In all the coverage that has been given as of late to the hyperbolized battle between Apple and Adobe over the heart and soul of the Internet, I’m surprised that I haven’t seen any discussion of the rather large opportunity that Adobe has that the company doesn’t appear to be pursuing (which I will get to momentarily).
I am surprised by how surprised the vast majority of stories I’ve read are regarding the Adobe vs Apple battle over Flash. It is not like it is a new battle. It is one that has been ongoing very openly since the iPhone first launched, and even before then in terms of how much more poorly Flash performs on a Mac than it does on a PC. Also, the vast majority of the articles seem to forget that—and this is an important note—Flash is not Adobe’s core business, and online Flash, I would argue, isn’t even the core of the Flash wing of Adobe’s business. Flash was originally Macromedia Flash and was acquired by Adobe several years ago. Adobe’s core business is the very expensive suite of creative software that they sell to an entire industry of designers and artists: Photoshop, Illustrator, After Effects, Premiere, and In Design being the mainstays of their Creative Suite, with Flash being a sort of add on (that isn’t included in several of the core Creative Suite packages). As cute as the free Flash plugin is and as much as Adobe has put into Adobe AIR as a multi platform platform, I’m fairly sure that the revenue coming in from that branch of the company pales in comparison to the money they make from Photoshop, Illustrator, Premiere, and After Effects (this is based on no research whatsoever, so I could be entirely wrong in this assertion, but I really *really* doubt it). Even the money they make off of the Flash software for building things in Flash is probably split heavily towards professional production studios working in animation in Flash that they can output to a variety of formats.
So to hyperbolically state that Steve Jobs is determined to destroy Adobe is a somewhat asinine claim, imho. There’s too many other money making resources at Adobe’s disposal, entrenched in other non-online industries with deep deep pockets for Jobs to ever really threaten Adobe as a whole by something as small as not allowing the Flash plugin on the iPad, iPhone, and iPod Touch, and by not allowing any 3rd party, non-Apple approved platforms to develop applications for those devices.
I’m surprised that Adobe has engaged this battle on Apple’s terms, playing into the bad PR surrounding the battle, rather than finding an alternate solution that would downplay the entire thing; I think Adobe is making a mistake with its current strategy (or really lack of strategy).
I think there is a huge opportunity on Apple’s iPlatform for Adobe that Adobe appears to be overlooking. The one thing that makes me think that Adobe might not be overlooking this opportunity and may actually be working on something secretly is the excellent and free Adobe Ideas app on the iPad. If you have an iPad and you haven’t downloaded it yet, give it a whirl. You draw / sketch little ideas in this app and Adobe does a nice smoothing of the lines you are drawing. It’s simple, but well-executed (unlike the rather no frills and useless Photoshop app for the iPhone that simply gives you a few filters while pissing all over the powerful brand that is Photoshop).

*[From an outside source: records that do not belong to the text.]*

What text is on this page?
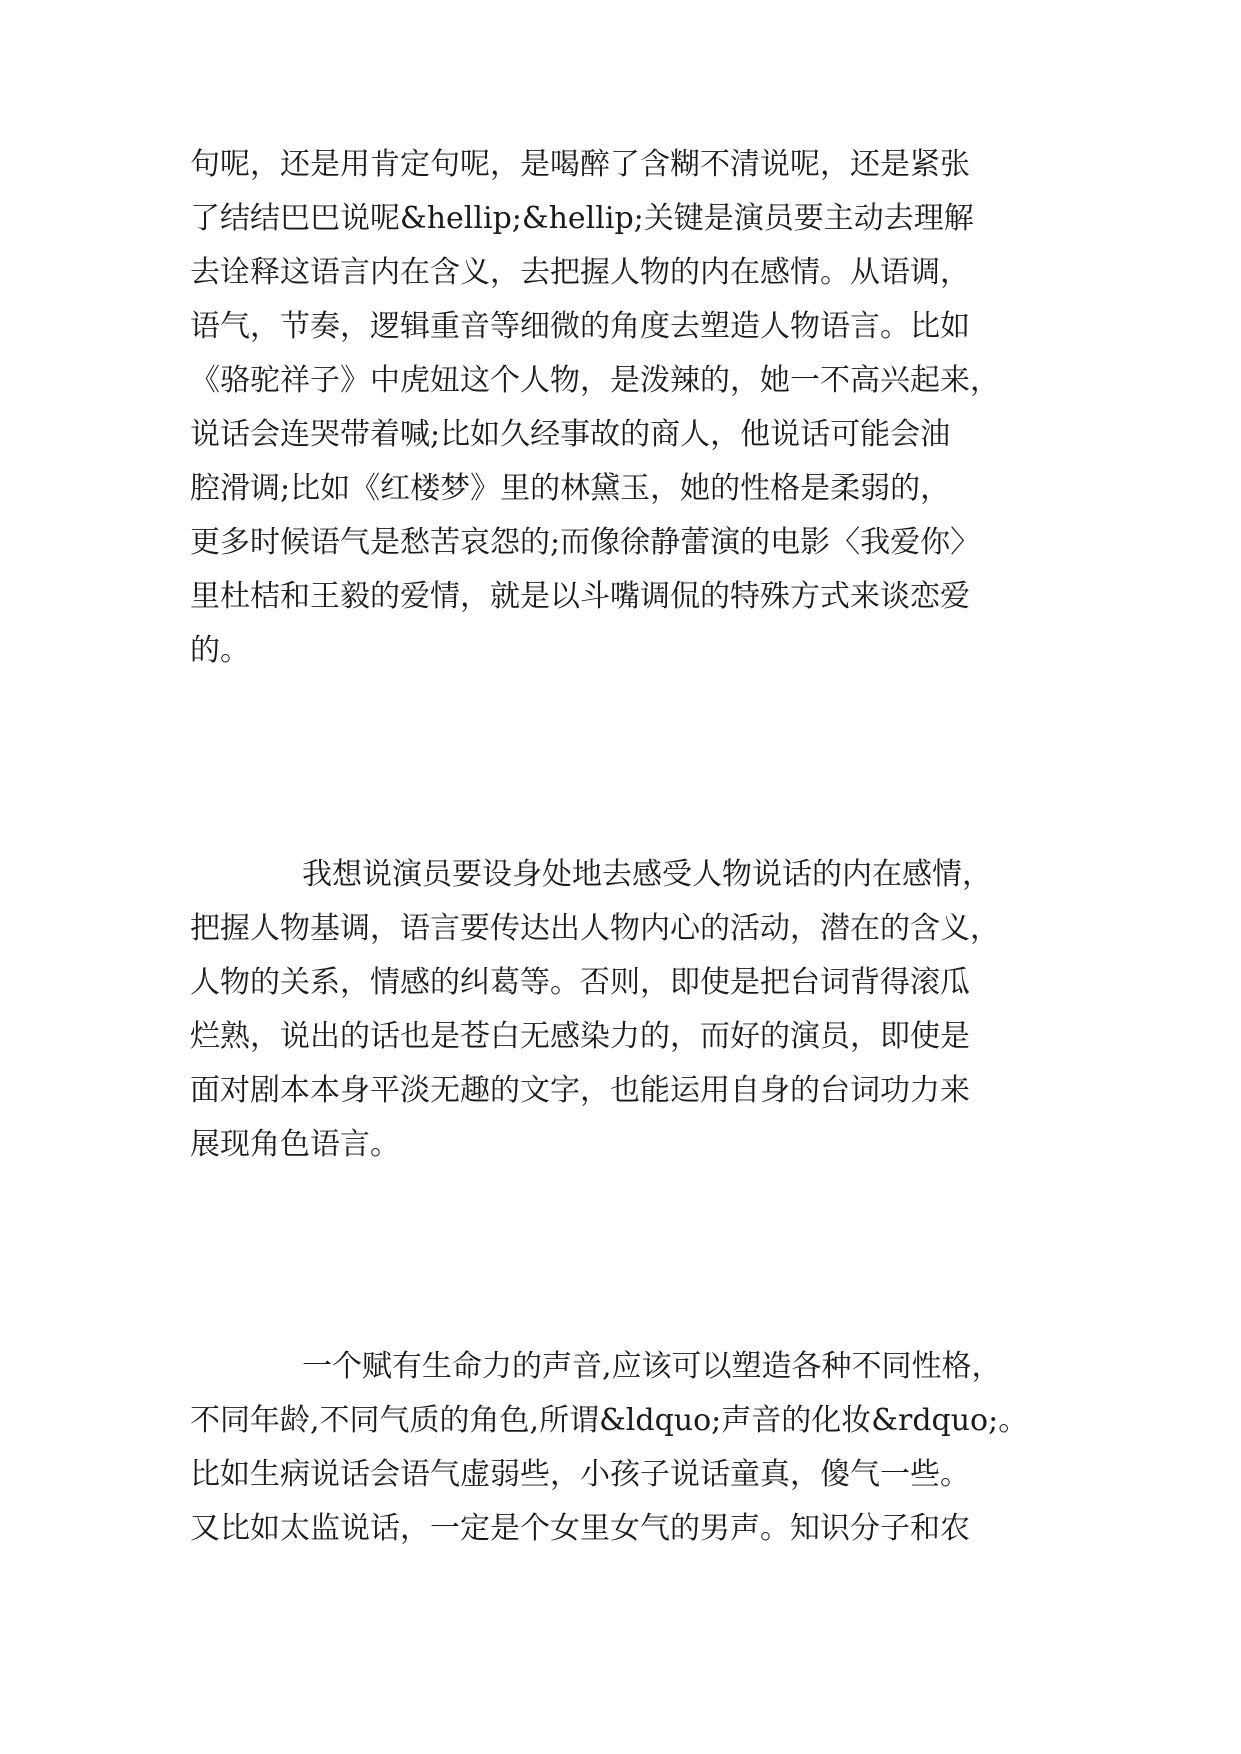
句呢，还是用肯定句呢，是喝醉了含糊不清说呢，还是紧张
了结结巴巴说呢&hellip;&hellip;关键是演员要主动去理解
去诠释这语言内在含义，去把握人物的内在感情。从语调，
语气，节奏，逻辑重音等细微的角度去塑造人物语言。比如
《骆驼祥子》中虎妞这个人物，是泼辣的，她一不高兴起来，
说话会连哭带着喊;比如久经事故的商人，他说话可能会油
腔滑调;比如《红楼梦》里的林黛玉，她的性格是柔弱的，
更多时候语气是愁苦哀怨的;而像徐静蕾演的电影〈我爱你〉
里杜桔和王毅的爱情，就是以斗嘴调侃的特殊方式来谈恋爱
的。
我想说演员要设身处地去感受人物说话的内在感情，
把握人物基调，语言要传达出人物内心的活动，潜在的含义，
人物的关系，情感的纠葛等。否则，即使是把台词背得滚瓜
烂熟，说出的话也是苍白无感染力的，而好的演员，即使是
面对剧本本身平淡无趣的文字，也能运用自身的台词功力来
展现角色语言。
一个赋有生命力的声音,应该可以塑造各种不同性格，
不同年龄,不同气质的角色,所谓&ldquo;声音的化妆&rdquo;。
比如生病说话会语气虚弱些，小孩子说话童真，傻气一些。
又比如太监说话，一定是个女里女气的男声。知识分子和农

Now, take a look at Autodesk for a moment. They have, in Sketchbook Mobile for the iPhone and iPod touch and now in Sketchbook Pro for the iPad, created a professionally backed drawing program that is pretty damn powerful and has reinvigorated the Autodesk brand for lots of users out there who had forgotten that they existed.
What if Adobe did the same thing? What if Adobe actually used Apple’s development tools, as they did with Adobe Ideas, and built an actually useful version of their CS5 Suite of apps for the iPad? Adobe CS5 Touch with Photoshop Touch and Illustrator Touch. No plugins, but just the basic functionality of these applications made to work on the iPad and allowing export and integration with the desktop versions of the software. I would buy it in a second, and I think a lot of other people would too.
Also, Steve Jobs hates the idea of a Flash plugin for Mobile Safari on the iPad, iPhone, and iPod touch, but what if Adobe actually built a Flash Browser app for the iPlatform that adhered to all of Apple’s memory restrictions? Would Apple approve it? I would love to see that app.
In any case, this is what I would pursue if I was Adobe. There is an opportunity to dominate graphics creation on the iPad. None of the current apps is the clear Photoshop gold standard of the platform yet, not even Sketchbook Pro. Adobe is being a foolish company indeed if it continues to fight down to this battle over the Flash plugin without building products they can sell on the platform, monetize, and instantly create a new fan base of Apple iProduct users.
By the way, this post started out as an Adobe Ideas document, screenshot below. I also wrote this entire post on my iPad, using the WordPress app, which I will eventually review one of these days.